I took a number of photos at the Savage House in Charleston, where we stayed. I was really looking forward to each one of them, too, but every last photo on the roll was underexposed. I think I forgot to set the KM’s film-speed dial to 400. D’oh! Photoshop Elements revived some of the photos but couldn’t save them all. This little lion stands watch over the street.

This girl carrying a jug is in the middle of a birdbath just under the front window.

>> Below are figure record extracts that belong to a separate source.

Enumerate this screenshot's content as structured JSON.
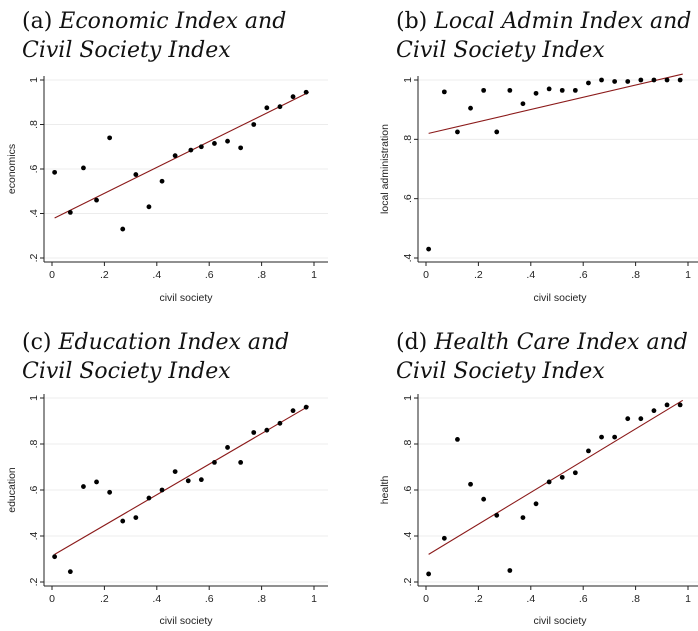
{
  "chart_data": [
    {
      "type": "scatter",
      "title_prefix": "(a)",
      "title_line1": "Economic Index and",
      "title_line2": "Civil Society Index",
      "xlabel": "civil society",
      "ylabel": "economics",
      "xlim": [
        0,
        1
      ],
      "ylim": [
        0.2,
        1
      ],
      "xticks": [
        "0",
        ".2",
        ".4",
        ".6",
        ".8",
        "1"
      ],
      "yticks": [
        ".2",
        ".4",
        ".6",
        ".8",
        "1"
      ],
      "grid": true,
      "points": [
        [
          0.01,
          0.585
        ],
        [
          0.07,
          0.405
        ],
        [
          0.12,
          0.605
        ],
        [
          0.17,
          0.46
        ],
        [
          0.22,
          0.74
        ],
        [
          0.27,
          0.33
        ],
        [
          0.32,
          0.575
        ],
        [
          0.37,
          0.43
        ],
        [
          0.42,
          0.545
        ],
        [
          0.47,
          0.66
        ],
        [
          0.53,
          0.685
        ],
        [
          0.57,
          0.7
        ],
        [
          0.62,
          0.715
        ],
        [
          0.67,
          0.725
        ],
        [
          0.72,
          0.695
        ],
        [
          0.77,
          0.8
        ],
        [
          0.82,
          0.875
        ],
        [
          0.87,
          0.88
        ],
        [
          0.92,
          0.925
        ],
        [
          0.97,
          0.945
        ]
      ],
      "fit_line": [
        [
          0.01,
          0.38
        ],
        [
          0.98,
          0.945
        ]
      ]
    },
    {
      "type": "scatter",
      "title_prefix": "(b)",
      "title_line1": "Local Admin Index and",
      "title_line2": "Civil Society Index",
      "xlabel": "civil society",
      "ylabel": "local administration",
      "xlim": [
        0,
        1
      ],
      "ylim": [
        0.4,
        1
      ],
      "xticks": [
        "0",
        ".2",
        ".4",
        ".6",
        ".8",
        "1"
      ],
      "yticks": [
        ".4",
        ".6",
        ".8",
        "1"
      ],
      "grid": true,
      "points": [
        [
          0.01,
          0.43
        ],
        [
          0.07,
          0.96
        ],
        [
          0.12,
          0.825
        ],
        [
          0.17,
          0.905
        ],
        [
          0.22,
          0.965
        ],
        [
          0.27,
          0.825
        ],
        [
          0.32,
          0.965
        ],
        [
          0.37,
          0.92
        ],
        [
          0.42,
          0.955
        ],
        [
          0.47,
          0.97
        ],
        [
          0.52,
          0.965
        ],
        [
          0.57,
          0.965
        ],
        [
          0.62,
          0.99
        ],
        [
          0.67,
          1.0
        ],
        [
          0.72,
          0.995
        ],
        [
          0.77,
          0.995
        ],
        [
          0.82,
          1.0
        ],
        [
          0.87,
          1.0
        ],
        [
          0.92,
          1.0
        ],
        [
          0.97,
          1.0
        ]
      ],
      "fit_line": [
        [
          0.01,
          0.82
        ],
        [
          0.98,
          1.02
        ]
      ]
    },
    {
      "type": "scatter",
      "title_prefix": "(c)",
      "title_line1": "Education Index and",
      "title_line2": "Civil Society Index",
      "xlabel": "civil society",
      "ylabel": "education",
      "xlim": [
        0,
        1
      ],
      "ylim": [
        0.2,
        1
      ],
      "xticks": [
        "0",
        ".2",
        ".4",
        ".6",
        ".8",
        "1"
      ],
      "yticks": [
        ".2",
        ".4",
        ".6",
        ".8",
        "1"
      ],
      "grid": true,
      "points": [
        [
          0.01,
          0.31
        ],
        [
          0.07,
          0.245
        ],
        [
          0.12,
          0.615
        ],
        [
          0.17,
          0.635
        ],
        [
          0.22,
          0.59
        ],
        [
          0.27,
          0.465
        ],
        [
          0.32,
          0.48
        ],
        [
          0.37,
          0.565
        ],
        [
          0.42,
          0.6
        ],
        [
          0.47,
          0.68
        ],
        [
          0.52,
          0.64
        ],
        [
          0.57,
          0.645
        ],
        [
          0.62,
          0.72
        ],
        [
          0.67,
          0.785
        ],
        [
          0.72,
          0.72
        ],
        [
          0.77,
          0.85
        ],
        [
          0.82,
          0.86
        ],
        [
          0.87,
          0.89
        ],
        [
          0.92,
          0.945
        ],
        [
          0.97,
          0.96
        ]
      ],
      "fit_line": [
        [
          0.01,
          0.32
        ],
        [
          0.98,
          0.965
        ]
      ]
    },
    {
      "type": "scatter",
      "title_prefix": "(d)",
      "title_line1": "Health Care Index and",
      "title_line2": "Civil Society Index",
      "xlabel": "civil society",
      "ylabel": "health",
      "xlim": [
        0,
        1
      ],
      "ylim": [
        0.2,
        1
      ],
      "xticks": [
        "0",
        ".2",
        ".4",
        ".6",
        ".8",
        "1"
      ],
      "yticks": [
        ".2",
        ".4",
        ".6",
        ".8",
        "1"
      ],
      "grid": true,
      "points": [
        [
          0.01,
          0.235
        ],
        [
          0.07,
          0.39
        ],
        [
          0.12,
          0.82
        ],
        [
          0.17,
          0.625
        ],
        [
          0.22,
          0.56
        ],
        [
          0.27,
          0.49
        ],
        [
          0.32,
          0.25
        ],
        [
          0.37,
          0.48
        ],
        [
          0.42,
          0.54
        ],
        [
          0.47,
          0.635
        ],
        [
          0.52,
          0.655
        ],
        [
          0.57,
          0.675
        ],
        [
          0.62,
          0.77
        ],
        [
          0.67,
          0.83
        ],
        [
          0.72,
          0.83
        ],
        [
          0.77,
          0.91
        ],
        [
          0.82,
          0.91
        ],
        [
          0.87,
          0.945
        ],
        [
          0.92,
          0.97
        ],
        [
          0.97,
          0.97
        ]
      ],
      "fit_line": [
        [
          0.01,
          0.32
        ],
        [
          0.98,
          0.99
        ]
      ]
    }
  ]
}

Many of the photos that wouldn’t be saved came from inside the house. The setting sun bathed my bedroom in delicious light and I shot a whole bunch of frames there trying to take advantage of it. This selfie turned out passably after I Photoshopped the bejebus out of it. It looks fine at this size, but if you blow it up to full size you can see some blotchiness and pixelation.

This is my favorite photo on the whole roll. On the way back from the family reunion in Montgomery, we passed through tiny Handley, which is the world’s Grey-family headquarters. It’s a railroad town of about 400 whose glory days, to the extent it ever had them, are 50 years past. The four-room schoolhouse my father attended there has been abandoned for decades now. Here’s dad descending the steps from the schoolhouse.

This is the schoolhouse view down into the valley. The “hard road” lies between the houses and the rails; the Kanawha River between the rails and the hill that ascends beyond. Dad’s car waits there to take us away.

A few shots were left on the roll when I returned home. These purple carnations were in a purple vase on my dining-room table, and when I moved them into the sunlight they made a fine subject.

This 55mm f/1.8 SMC Pentax lens is pushing 40 years old, but it still delights.